From noon on Saturday, May 24, to noon Sunday, May 25, students of all ages will come together for 24 CodeDays that will be held across the country. While Des Moines and Omaha both will host events, nearby cities like St. Louis, Minneapolis and Chicago also will have CodeDays. 

Early-bird registration is available for $10 through May 19 and students can register up until the event for $20. CodeDay Des Moines will be held at the Science Center of Iowa and CodeDay Omaha will be at Omaha Code School.

We caught up with CodeDay organizer and Iowa State University student Brett Neese to learn a little more about his work with the program and what makes each of the Midwest events unique: 

Silicon Prairie News: How did you get involved with StudentRND?
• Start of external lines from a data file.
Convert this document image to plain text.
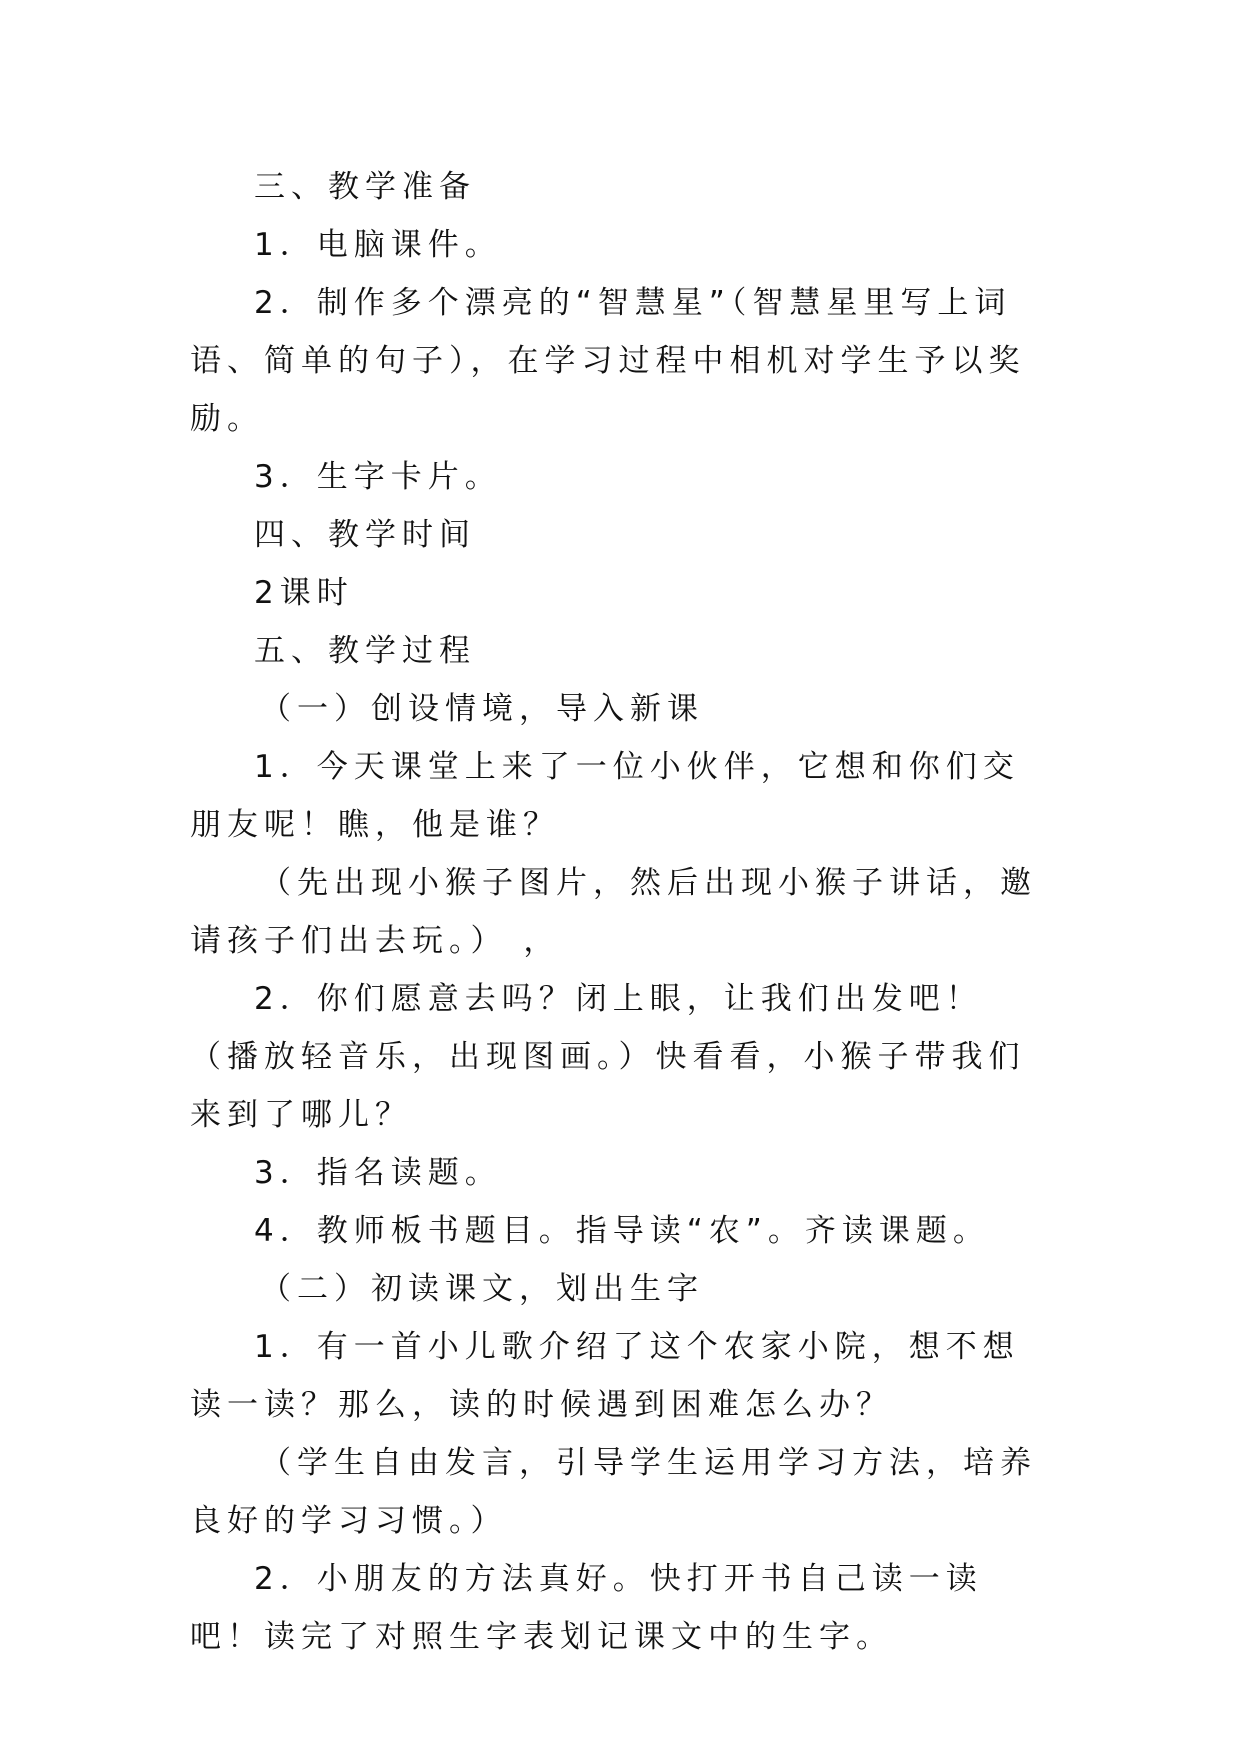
三、教学准备

1．电脑课件。

2．制作多个漂亮的“智慧星”（智慧星里写上词语、简单的句子），在学习过程中相机对学生予以奖励。

3．生字卡片。

四、教学时间

2课时

五、教学过程

（一）创设情境，导入新课

1．今天课堂上来了一位小伙伴，它想和你们交朋友呢！瞧，他是谁？

（先出现小猴子图片，然后出现小猴子讲话，邀请孩子们出去玩。） ，

2．你们愿意去吗？闭上眼，让我们出发吧！ （播放轻音乐，出现图画。）快看看，小猴子带我们来到了哪儿？

3．指名读题。

4．教师板书题目。指导读“农”。齐读课题。

（二）初读课文，划出生字

1．有一首小儿歌介绍了这个农家小院，想不想读一读？那么，读的时候遇到困难怎么办？

（学生自由发言，引导学生运用学习方法，培养良好的学习习惯。）

2．小朋友的方法真好。快打开书自己读一读吧！读完了对照生字表划记课文中的生字。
Brett Neese: That’s kind of a fun story, actually. I was stumbling to do something in their space for some time before I found them. I’m lucky that I’m highly connected with a lot of young entrepreneurs and developers—many of whom were connected to StudentRND’s fantastic Facebook community—and over time, Facebook kept trying to convince me to join their group through their various engagement techniques. I looked into it and I instantly fell in love.
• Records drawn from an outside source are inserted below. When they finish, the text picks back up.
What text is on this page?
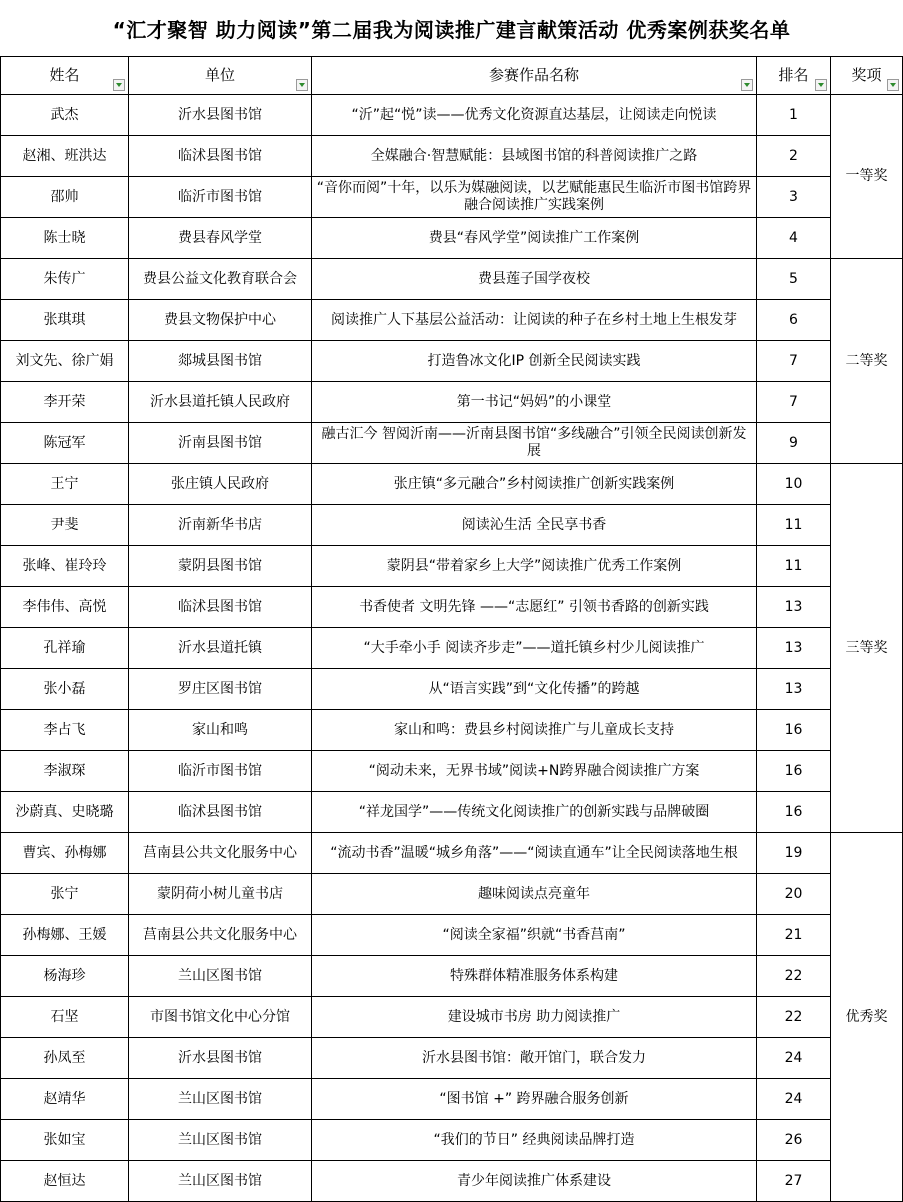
“汇才聚智 助力阅读”第二届我为阅读推广建言献策活动 优秀案例获奖名单
姓名	单位	参赛作品名称	排名	奖项

武杰	沂水县图书馆	“沂”起“悦”读——优秀文化资源直达基层，让阅读走向悦读	1	一等奖
赵湘、班洪达	临沭县图书馆	全媒融合·智慧赋能：县域图书馆的科普阅读推广之路	2	
邵帅	临沂市图书馆	“音你而阅”十年，以乐为媒融阅读，以艺赋能惠民生临沂市图书馆跨界融合阅读推广实践案例	3	
陈士晓	费县春风学堂	费县“春风学堂”阅读推广工作案例	4	
朱传广	费县公益文化教育联合会	费县莲子国学夜校	5	二等奖
张琪琪	费县文物保护中心	阅读推广人下基层公益活动：让阅读的种子在乡村土地上生根发芽	6	
刘文先、徐广娟	郯城县图书馆	打造鲁冰文化IP 创新全民阅读实践	7	
李开荣	沂水县道托镇人民政府	第一书记“妈妈”的小课堂	7	
陈冠军	沂南县图书馆	融古汇今 智阅沂南——沂南县图书馆“多线融合”引领全民阅读创新发展	9	
王宁	张庄镇人民政府	张庄镇“多元融合”乡村阅读推广创新实践案例	10	三等奖
尹斐	沂南新华书店	阅读沁生活 全民享书香	11	
张峰、崔玲玲	蒙阴县图书馆	蒙阴县“带着家乡上大学”阅读推广优秀工作案例	11	
李伟伟、高悦	临沭县图书馆	书香使者 文明先锋 ——“志愿红” 引领书香路的创新实践	13	
孔祥瑜	沂水县道托镇	“大手牵小手 阅读齐步走”——道托镇乡村少儿阅读推广	13	
张小磊	罗庄区图书馆	从“语言实践”到“文化传播”的跨越	13	
李占飞	家山和鸣	家山和鸣：费县乡村阅读推广与儿童成长支持	16	
李淑琛	临沂市图书馆	“阅动未来，无界书域”阅读+N跨界融合阅读推广方案	16	
沙蔚真、史晓璐	临沭县图书馆	“祥龙国学”——传统文化阅读推广的创新实践与品牌破圈	16	
曹宾、孙梅娜	莒南县公共文化服务中心	“流动书香”温暖“城乡角落”——“阅读直通车”让全民阅读落地生根	19	优秀奖
张宁	蒙阴荷小树儿童书店	趣味阅读点亮童年	20	
孙梅娜、王媛	莒南县公共文化服务中心	“阅读全家福”织就“书香莒南”	21	
杨海珍	兰山区图书馆	特殊群体精准服务体系构建	22	
石坚	市图书馆文化中心分馆	建设城市书房 助力阅读推广	22	
孙凤至	沂水县图书馆	沂水县图书馆：敞开馆门，联合发力	24	
赵靖华	兰山区图书馆	“图书馆 +” 跨界融合服务创新	24	
张如宝	兰山区图书馆	“我们的节日” 经典阅读品牌打造	26	
赵恒达	兰山区图书馆	青少年阅读推广体系建设	27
On a whim, I browsed to their website and submitted a Google Form requesting to help bring CodeDay to Iowa. We connected, I ran what ended up being a really fantastic event in Iowa, and I’ve had an extremely good relationship with the rest of the StudentRND team and community ever since.

My story is a bit unique because one of the strongest ways we’ve been able to recruit people to join our mission to reform tech education has been actually running events and programs. For instance, I believe we connected with one of our new board members, Charlie Kindel, because his son went through our programs.

SPN: Since you started working with StudentRND they’ve expanded CodeDay programming quite a bit. What can we expect to see across the Silicon Prairie later this month?

BN: We’re aiming for more than 50 students in Omaha and Des Moines, as well as fantastic events in Minneapolis, St. Louis and Chicago*—though those cities are a bit out of SPN’s jurisdiction, I’m really glad to have a presence in those communities. I’m particularly excited about Des Moines and Omaha—we’ve got some fun things up our sleeves for those events.

More than anything, we’re trying to build a strong, national community of young student technologists. Throughout the past few years, I’ve personally learned first-hand how important moral support can be when you’re involved in technology. It’s sometimes extremely hard to connect with other people in your region involved with technology—when you’re in high school, your entire social network usually revolves around that school and it may very well be the case that you’re the only student in your school interested in technology and the tech community. CodeDay builds bridges between students from many schools. That’s one of the reasons we encourage students, even with no experience and who have never experienced anything quite like what we’re doing, to attend our events.

I’m personally excited to be the one helping put our neck of the woods on the map.

SPN: What makes each CodeDay, whether it’s in Des Moines or Kansas City, unique?

BN: We’ve done a lot of work to rally local communities around each event. From judge and food selection to local startup presence to entertainment, we’re really trying hard to improve local communities as well as unite nationally. Our Des Moines event is being hosted at the Science Center of Iowa, and I’m currently working to bring local DJ and superhero Tres Johnson to help provide some musical entertainment at the Omaha event. Last year, we had Thelma’s Treats at our Des Moines event and I’m hoping to do that again. Embracing and showcasing local culture and community at each of our events is incredibly important to me.

SPN: Now that you’ve helped organize a few CodeDays, what’s your advice for first-timers?

BN: Don’t treat CodeDay like a competition. There are prizes, because the prizes add a nice bookend to the event, but CodeDay is mostly about community and having fun. If nothing else, there’ll be pizza.

*Clarification: Neese is not personally helping organize the Chicago CodeDay event.